In Stage 1, Aaron, Asim, Katie, and many other educators shared the importance of collaborating with colleagues to reflect on and apply lessons from PD Video. In Stage 2, Elaine, Jessica, and Rachel shared ideas to use video to improve collaboration with colleagues. Check out how they're bringing these ideas to life to transform collaborative PD.
- Bank of videos that illustrate an instructional practice and connect it to specific gains in student achievement
- Internet Access
- Software/application to create interactive video (like Zaption)
- Trust-based culture that supports risk-taking to implement a new strategy and film yourself trying it out Willingness to work on a learning team
- Willingness to examine student data for evidence of success
Problem Statement & Description
Elaine Simos believes that flipped learning is the answer, only she isn’t talking about flipped learning for her students - Elaine wants to flip professional learning for teachers.
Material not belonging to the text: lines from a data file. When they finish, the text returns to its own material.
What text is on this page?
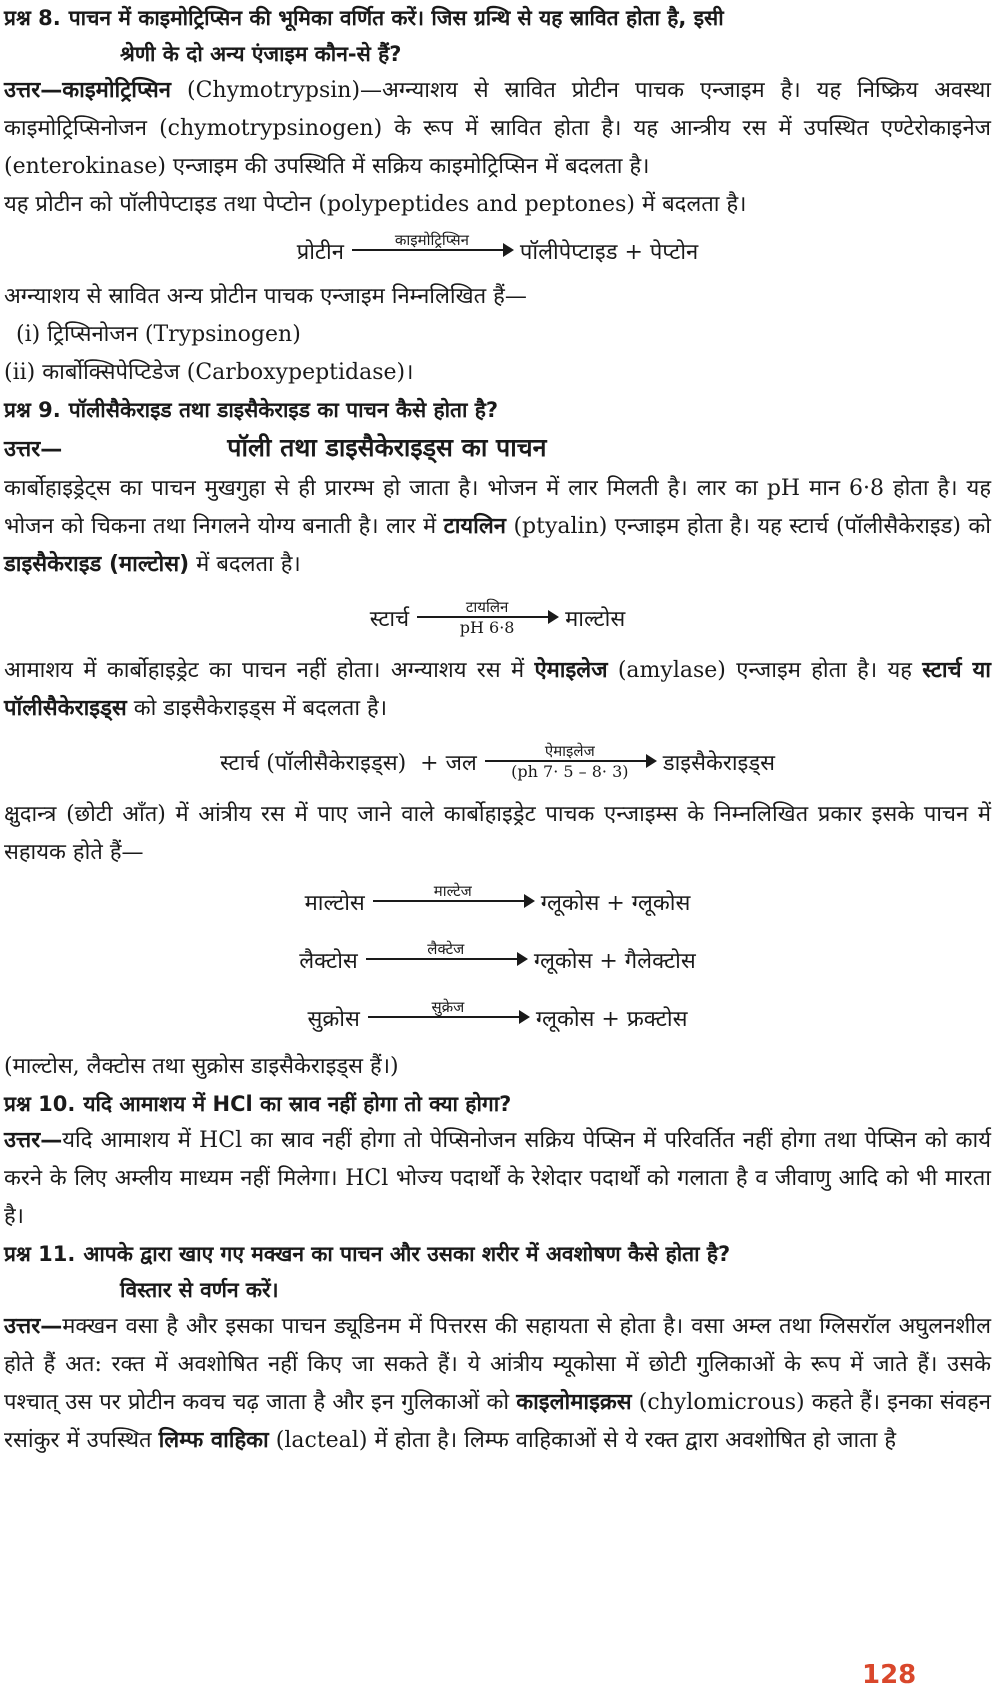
प्रश्न 8. पाचन में काइमोट्रिप्सिन की भूमिका वर्णित करें। जिस ग्रन्थि से यह स्रावित होता है, इसी
श्रेणी के दो अन्य एंजाइम कौन-से हैं?

उत्तर—काइमोट्रिप्सिन (Chymotrypsin)—अग्न्याशय से स्रावित प्रोटीन पाचक एन्जाइम है। यह निष्क्रिय अवस्था काइमोट्रिप्सिनोजन (chymotrypsinogen) के रूप में स्रावित होता है। यह आन्त्रीय रस में उपस्थित एण्टेरोकाइनेज (enterokinase) एन्जाइम की उपस्थिति में सक्रिय काइमोट्रिप्सिन में बदलता है।

यह प्रोटीन को पॉलीपेप्टाइड तथा पेप्टोन (polypeptides and peptones) में बदलता है।

प्रोटीन	काइमोट्रिप्सिन
पॉलीपेप्टाइड + पेप्टोन

अग्न्याशय से स्रावित अन्य प्रोटीन पाचक एन्जाइम निम्नलिखित हैं—

(i) ट्रिप्सिनोजन (Trypsinogen)

(ii) कार्बोक्सिपेप्टिडेज (Carboxypeptidase)।

प्रश्न 9. पॉलीसैकेराइड तथा डाइसैकेराइड का पाचन कैसे होता है?
उत्तर—	पॉली तथा डाइसैकेराइड्स का पाचन

कार्बोहाइड्रेट्स का पाचन मुखगुहा से ही प्रारम्भ हो जाता है। भोजन में लार मिलती है। लार का pH मान 6·8 होता है। यह भोजन को चिकना तथा निगलने योग्य बनाती है। लार में टायलिन (ptyalin) एन्जाइम होता है। यह स्टार्च (पॉलीसैकेराइड) को डाइसैकेराइड (माल्टोस) में बदलता है।

स्टार्च	टायलिन
pH 6·8 माल्टोस

आमाशय में कार्बोहाइड्रेट का पाचन नहीं होता। अग्न्याशय रस में ऐमाइलेज (amylase) एन्जाइम होता है। यह स्टार्च या पॉलीसैकेराइड्स को डाइसैकेराइड्स में बदलता है।

स्टार्च (पॉलीसैकेराइड्स)  + जल	ऐमाइलेज
(ph 7· 5 – 8· 3) डाइसैकेराइड्स

क्षुदान्त्र (छोटी आँत) में आंत्रीय रस में पाए जाने वाले कार्बोहाइड्रेट पाचक एन्जाइम्स के निम्नलिखित प्रकार इसके पाचन में सहायक होते हैं—

माल्टोस	माल्टेज
	ग्लूकोस + ग्लूकोस
लैक्टोस	लैक्टेज
	ग्लूकोस + गैलेक्टोस
सुक्रोस	सुक्रेज
	ग्लूकोस + फ्रक्टोस

(माल्टोस, लैक्टोस तथा सुक्रोस डाइसैकेराइड्स हैं।)

प्रश्न 10. यदि आमाशय में HCl का स्राव नहीं होगा तो क्या होगा?

उत्तर—यदि आमाशय में HCl का स्राव नहीं होगा तो पेप्सिनोजन सक्रिय पेप्सिन में परिवर्तित नहीं होगा तथा पेप्सिन को कार्य करने के लिए अम्लीय माध्यम नहीं मिलेगा। HCl भोज्य पदार्थों के रेशेदार पदार्थों को गलाता है व जीवाणु आदि को भी मारता है।

प्रश्न 11. आपके द्वारा खाए गए मक्खन का पाचन और उसका शरीर में अवशोषण कैसे होता है?
विस्तार से वर्णन करें।

उत्तर—मक्खन वसा है और इसका पाचन ड्यूडिनम में पित्तरस की सहायता से होता है। वसा अम्ल तथा ग्लिसरॉल अघुलनशील होते हैं अत: रक्त में अवशोषित नहीं किए जा सकते हैं। ये आंत्रीय म्यूकोसा में छोटी गुलिकाओं के रूप में जाते हैं। उसके पश्चात् उस पर प्रोटीन कवच चढ़ जाता है और इन गुलिकाओं को काइलोमाइक्रस (chylomicrous) कहते हैं। इनका संवहन रसांकुर में उपस्थित लिम्फ वाहिका (lacteal) में होता है। लिम्फ वाहिकाओं से ये रक्त द्वारा अवशोषित हो जाता है

128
Simos believes that Flipped PD learning teams help to solve the problem of isolated, low-impact PD in three ways: “1) giving teachers the opportunity to join a community based on shared goals; 2) receive feedback on a plans, instruction and impact on students; and 3) providing and developing a bank of interactive videos that highlight specific instructional practices shown to grow student achievement.”
To test her idea, Simos used Zaption to allow the teachers on her team to engage in interactive, video-based, learning experiences as a part of their professional development. Not only would teachers gain deeper understanding of their effectiveness as a classroom practitioner, Zaption would also provide Simos and her team with actionable data that would instantly measure teacher understanding and further allow Simos to differentiate professional learning.
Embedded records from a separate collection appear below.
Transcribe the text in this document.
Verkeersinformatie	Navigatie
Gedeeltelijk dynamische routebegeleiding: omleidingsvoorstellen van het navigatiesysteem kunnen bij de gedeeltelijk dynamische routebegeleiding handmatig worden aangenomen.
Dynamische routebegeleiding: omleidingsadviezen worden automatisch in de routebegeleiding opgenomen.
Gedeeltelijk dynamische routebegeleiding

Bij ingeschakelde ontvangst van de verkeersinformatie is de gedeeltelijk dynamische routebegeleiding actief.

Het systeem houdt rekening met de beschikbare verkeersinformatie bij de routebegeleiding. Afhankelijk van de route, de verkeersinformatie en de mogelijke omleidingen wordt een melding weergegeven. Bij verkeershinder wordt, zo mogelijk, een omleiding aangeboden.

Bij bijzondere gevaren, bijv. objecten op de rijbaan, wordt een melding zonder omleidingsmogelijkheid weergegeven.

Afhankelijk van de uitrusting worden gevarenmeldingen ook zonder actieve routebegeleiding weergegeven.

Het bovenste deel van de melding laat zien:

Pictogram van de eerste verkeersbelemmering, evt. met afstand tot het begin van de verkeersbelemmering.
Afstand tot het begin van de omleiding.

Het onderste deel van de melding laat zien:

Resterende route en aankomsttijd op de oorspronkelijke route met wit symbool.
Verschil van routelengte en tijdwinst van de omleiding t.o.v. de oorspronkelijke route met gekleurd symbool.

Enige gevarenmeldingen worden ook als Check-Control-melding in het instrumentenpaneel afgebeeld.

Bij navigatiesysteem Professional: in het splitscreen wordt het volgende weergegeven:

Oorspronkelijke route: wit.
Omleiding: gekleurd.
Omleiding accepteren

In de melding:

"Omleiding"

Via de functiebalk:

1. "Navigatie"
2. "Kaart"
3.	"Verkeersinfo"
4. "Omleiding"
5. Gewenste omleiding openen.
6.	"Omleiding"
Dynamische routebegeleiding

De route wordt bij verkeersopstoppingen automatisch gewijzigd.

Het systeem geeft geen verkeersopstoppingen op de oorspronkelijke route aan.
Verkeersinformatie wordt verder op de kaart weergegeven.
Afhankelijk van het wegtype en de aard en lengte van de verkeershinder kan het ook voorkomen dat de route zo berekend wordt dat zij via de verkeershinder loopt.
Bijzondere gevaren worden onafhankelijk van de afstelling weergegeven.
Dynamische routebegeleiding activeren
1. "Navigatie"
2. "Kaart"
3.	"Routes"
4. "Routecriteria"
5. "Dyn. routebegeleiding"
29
The teacher identifies an area of instructional focus based on goals for student learning and specific data about student achievement.
The learning team and facilitator develop a blueprint for trying out the strategy and collecting evidence of student learning.
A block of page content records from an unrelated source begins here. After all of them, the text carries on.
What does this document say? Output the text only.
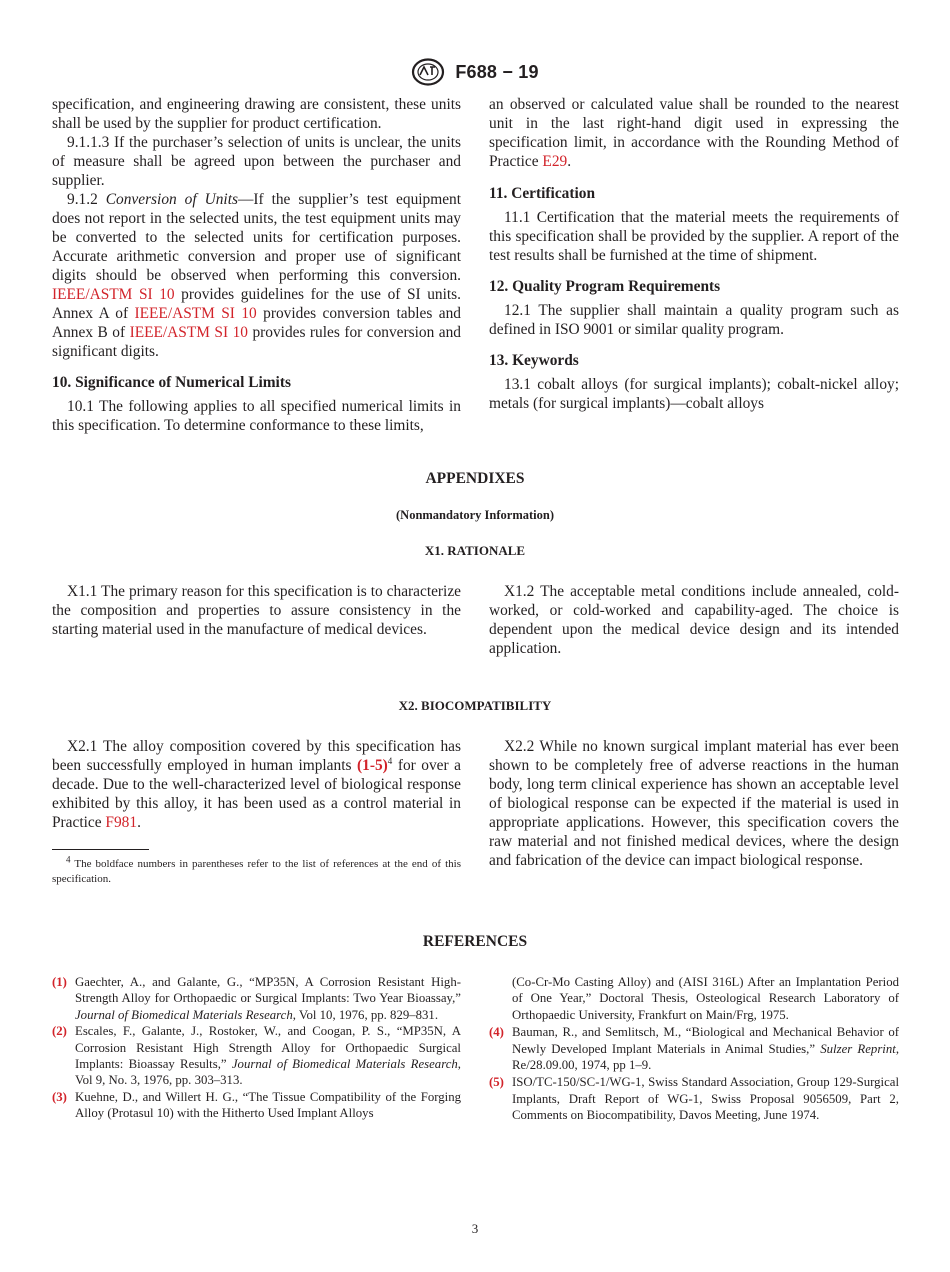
F688 − 19

specification, and engineering drawing are consistent, these units shall be used by the supplier for product certification.

9.1.1.3 If the purchaser’s selection of units is unclear, the units of measure shall be agreed upon between the purchaser and supplier.

9.1.2 Conversion of Units—If the supplier’s test equipment does not report in the selected units, the test equipment units may be converted to the selected units for certification purposes. Accurate arithmetic conversion and proper use of significant digits should be observed when performing this conversion. IEEE/ASTM SI 10 provides guidelines for the use of SI units. Annex A of IEEE/ASTM SI 10 provides conversion tables and Annex B of IEEE/ASTM SI 10 provides rules for conversion and significant digits.

10. Significance of Numerical Limits

10.1 The following applies to all specified numerical limits in this specification. To determine conformance to these limits,

an observed or calculated value shall be rounded to the nearest unit in the last right-hand digit used in expressing the specification limit, in accordance with the Rounding Method of Practice E29.

11. Certification

11.1 Certification that the material meets the requirements of this specification shall be provided by the supplier. A report of the test results shall be furnished at the time of shipment.

12. Quality Program Requirements

12.1 The supplier shall maintain a quality program such as defined in ISO 9001 or similar quality program.

13. Keywords

13.1 cobalt alloys (for surgical implants); cobalt-nickel alloy; metals (for surgical implants)—cobalt alloys

APPENDIXES
(Nonmandatory Information)
X1. RATIONALE

X1.1 The primary reason for this specification is to characterize the composition and properties to assure consistency in the starting material used in the manufacture of medical devices.

X1.2 The acceptable metal conditions include annealed, cold-worked, or cold-worked and capability-aged. The choice is dependent upon the medical device design and its intended application.

X2. BIOCOMPATIBILITY

X2.1 The alloy composition covered by this specification has been successfully employed in human implants $(1-5)^4$ for over a decade. Due to the well-characterized level of biological response exhibited by this alloy, it has been used as a control material in Practice F981.

X2.2 While no known surgical implant material has ever been shown to be completely free of adverse reactions in the human body, long term clinical experience has shown an acceptable level of biological response can be expected if the material is used in appropriate applications. However, this specification covers the raw material and not finished medical devices, where the design and fabrication of the device can impact biological response.

$^4$ The boldface numbers in parentheses refer to the list of references at the end of this specification.
REFERENCES
(1) Gaechter, A., and Galante, G., “MP35N, A Corrosion Resistant High-Strength Alloy for Orthopaedic or Surgical Implants: Two Year Bioassay,” Journal of Biomedical Materials Research, Vol 10, 1976, pp. 829–831.
(2) Escales, F., Galante, J., Rostoker, W., and Coogan, P. S., “MP35N, A Corrosion Resistant High Strength Alloy for Orthopaedic Surgical Implants: Bioassay Results,” Journal of Biomedical Materials Research, Vol 9, No. 3, 1976, pp. 303–313.
(3) Kuehne, D., and Willert H. G., “The Tissue Compatibility of the Forging Alloy (Protasul 10) with the Hitherto Used Implant Alloys
(Co-Cr-Mo Casting Alloy) and (AISI 316L) After an Implantation Period of One Year,” Doctoral Thesis, Osteological Research Laboratory of Orthopaedic University, Frankfurt on Main/Frg, 1975.
(4) Bauman, R., and Semlitsch, M., “Biological and Mechanical Behavior of Newly Developed Implant Materials in Animal Studies,” Sulzer Reprint, Re/28.09.00, 1974, pp 1–9.
(5) ISO/TC-150/SC-1/WG-1, Swiss Standard Association, Group 129-Surgical Implants, Draft Report of WG-1, Swiss Proposal 9056509, Part 2, Comments on Biocompatibility, Davos Meeting, June 1974.
3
The learning team individually views and processes the new videos, followed by group processing analysis, evaluation, reflection, and goal setting. This step of the recipe was not addressed in the pilot.
The team members may choose to repeat the cycle, join a new learning team with a new focus, etc.
The teacher individually watches and processes another teacher demonstrate the instructional strategy.
Protips for Practical Problem Solving
The presentation and processing of the strategy via video would be best accomplished within a single day or week, not "stretched out" over a longer period of time.